Boards of Canada in Canadian poll shock.


Boards of Canada: "Don't misunderestimate us...."

Elsewhere this week, Canadian voters are set to stun the political establishment of North America by voting for experimental ambient Scottish popsters The Boards of Canada as their next premier. The band only entered the fray due to a printing error that placed them as one of the candidates on several million ballot papers. Faced with the option of standing or asking for the already printed papers to be pulped, the enviromentally responsible group agreed to allow their nomination to proceed and were pleasantly surprised to see themselves surge ahead in the polls. Analysts have been struggling to account for the astonishing popularity of the group - who appeal to a fairly select group of listeners rather than the mass-market - among Canadian voters.

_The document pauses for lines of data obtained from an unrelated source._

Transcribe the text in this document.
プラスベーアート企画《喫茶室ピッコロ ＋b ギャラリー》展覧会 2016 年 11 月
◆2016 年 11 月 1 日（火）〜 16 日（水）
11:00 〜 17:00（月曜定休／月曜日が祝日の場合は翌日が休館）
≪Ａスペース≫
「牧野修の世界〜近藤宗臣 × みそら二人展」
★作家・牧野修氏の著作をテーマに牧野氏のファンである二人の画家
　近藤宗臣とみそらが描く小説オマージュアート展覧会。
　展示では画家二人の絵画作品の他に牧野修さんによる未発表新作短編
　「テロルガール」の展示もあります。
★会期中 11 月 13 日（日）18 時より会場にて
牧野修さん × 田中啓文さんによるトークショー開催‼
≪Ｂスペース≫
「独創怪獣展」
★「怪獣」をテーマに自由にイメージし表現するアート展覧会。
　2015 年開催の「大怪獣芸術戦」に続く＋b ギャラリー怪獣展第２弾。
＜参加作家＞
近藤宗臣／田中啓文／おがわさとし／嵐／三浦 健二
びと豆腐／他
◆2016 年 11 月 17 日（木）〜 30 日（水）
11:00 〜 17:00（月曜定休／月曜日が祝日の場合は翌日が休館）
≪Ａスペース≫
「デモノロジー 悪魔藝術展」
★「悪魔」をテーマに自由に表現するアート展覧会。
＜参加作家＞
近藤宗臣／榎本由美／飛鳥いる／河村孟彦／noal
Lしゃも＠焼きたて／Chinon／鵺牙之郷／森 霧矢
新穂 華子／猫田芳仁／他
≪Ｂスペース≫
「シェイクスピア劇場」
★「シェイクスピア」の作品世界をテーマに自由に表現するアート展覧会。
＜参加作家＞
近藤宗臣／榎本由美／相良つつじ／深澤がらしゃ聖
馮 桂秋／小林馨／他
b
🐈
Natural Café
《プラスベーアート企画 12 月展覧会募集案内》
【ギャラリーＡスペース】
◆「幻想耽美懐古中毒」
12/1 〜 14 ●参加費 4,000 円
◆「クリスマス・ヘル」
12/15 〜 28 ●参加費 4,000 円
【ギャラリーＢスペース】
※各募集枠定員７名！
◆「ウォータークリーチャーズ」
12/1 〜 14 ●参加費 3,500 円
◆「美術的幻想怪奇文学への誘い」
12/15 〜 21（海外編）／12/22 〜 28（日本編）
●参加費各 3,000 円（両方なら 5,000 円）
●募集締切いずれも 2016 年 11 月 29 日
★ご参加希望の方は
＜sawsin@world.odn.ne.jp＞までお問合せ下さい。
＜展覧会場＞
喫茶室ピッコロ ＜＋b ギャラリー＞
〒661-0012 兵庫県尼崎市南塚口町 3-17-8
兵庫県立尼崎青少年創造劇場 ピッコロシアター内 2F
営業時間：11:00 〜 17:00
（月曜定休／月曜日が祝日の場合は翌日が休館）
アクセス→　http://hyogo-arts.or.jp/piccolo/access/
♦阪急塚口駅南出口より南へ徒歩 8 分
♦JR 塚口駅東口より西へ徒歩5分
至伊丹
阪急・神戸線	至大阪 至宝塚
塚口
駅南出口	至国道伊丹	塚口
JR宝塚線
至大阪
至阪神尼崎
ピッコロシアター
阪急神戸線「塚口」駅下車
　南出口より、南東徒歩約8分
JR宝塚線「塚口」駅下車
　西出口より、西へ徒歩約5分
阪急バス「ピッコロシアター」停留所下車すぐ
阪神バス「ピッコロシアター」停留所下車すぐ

It is believed that their robust stand on family issues has gone down better than anyone could have predicted. Their campaign slogan, "Music has the right to have children" has certainly struck a chord.


Trudeau: "Don't go to Toronto, Keith...."

It's not all been plain sailing for the Sandison brothers who, as Scots, will become the first non-Canadians since Pierre Trudeau to reach the highest office. Trudeau's wife, Margaret was not impressed by the duo's opinion poll lead. "I think it's an outrage", said the former first lady, who was herself romantically linked with Rolling Stone Mick Jagger. "At least you knew where you were with Mick. You'd be at home waiting by the phone while he was out screwing someone else. But you could always rely on the music. It may have been mindless three chord blues or barrelhouse rockers instead of haunting, ethereal atmospherics that take your psyche to weird "out there" places, but at least you got to have a good boogie backstage, off your mash on coke."

Those Canadian election results will be posted here in full just as soon as we've been able to rig...er, I mean verify them...


Keep on hot-diggetty-dog-ing in the Free Trade Zone!!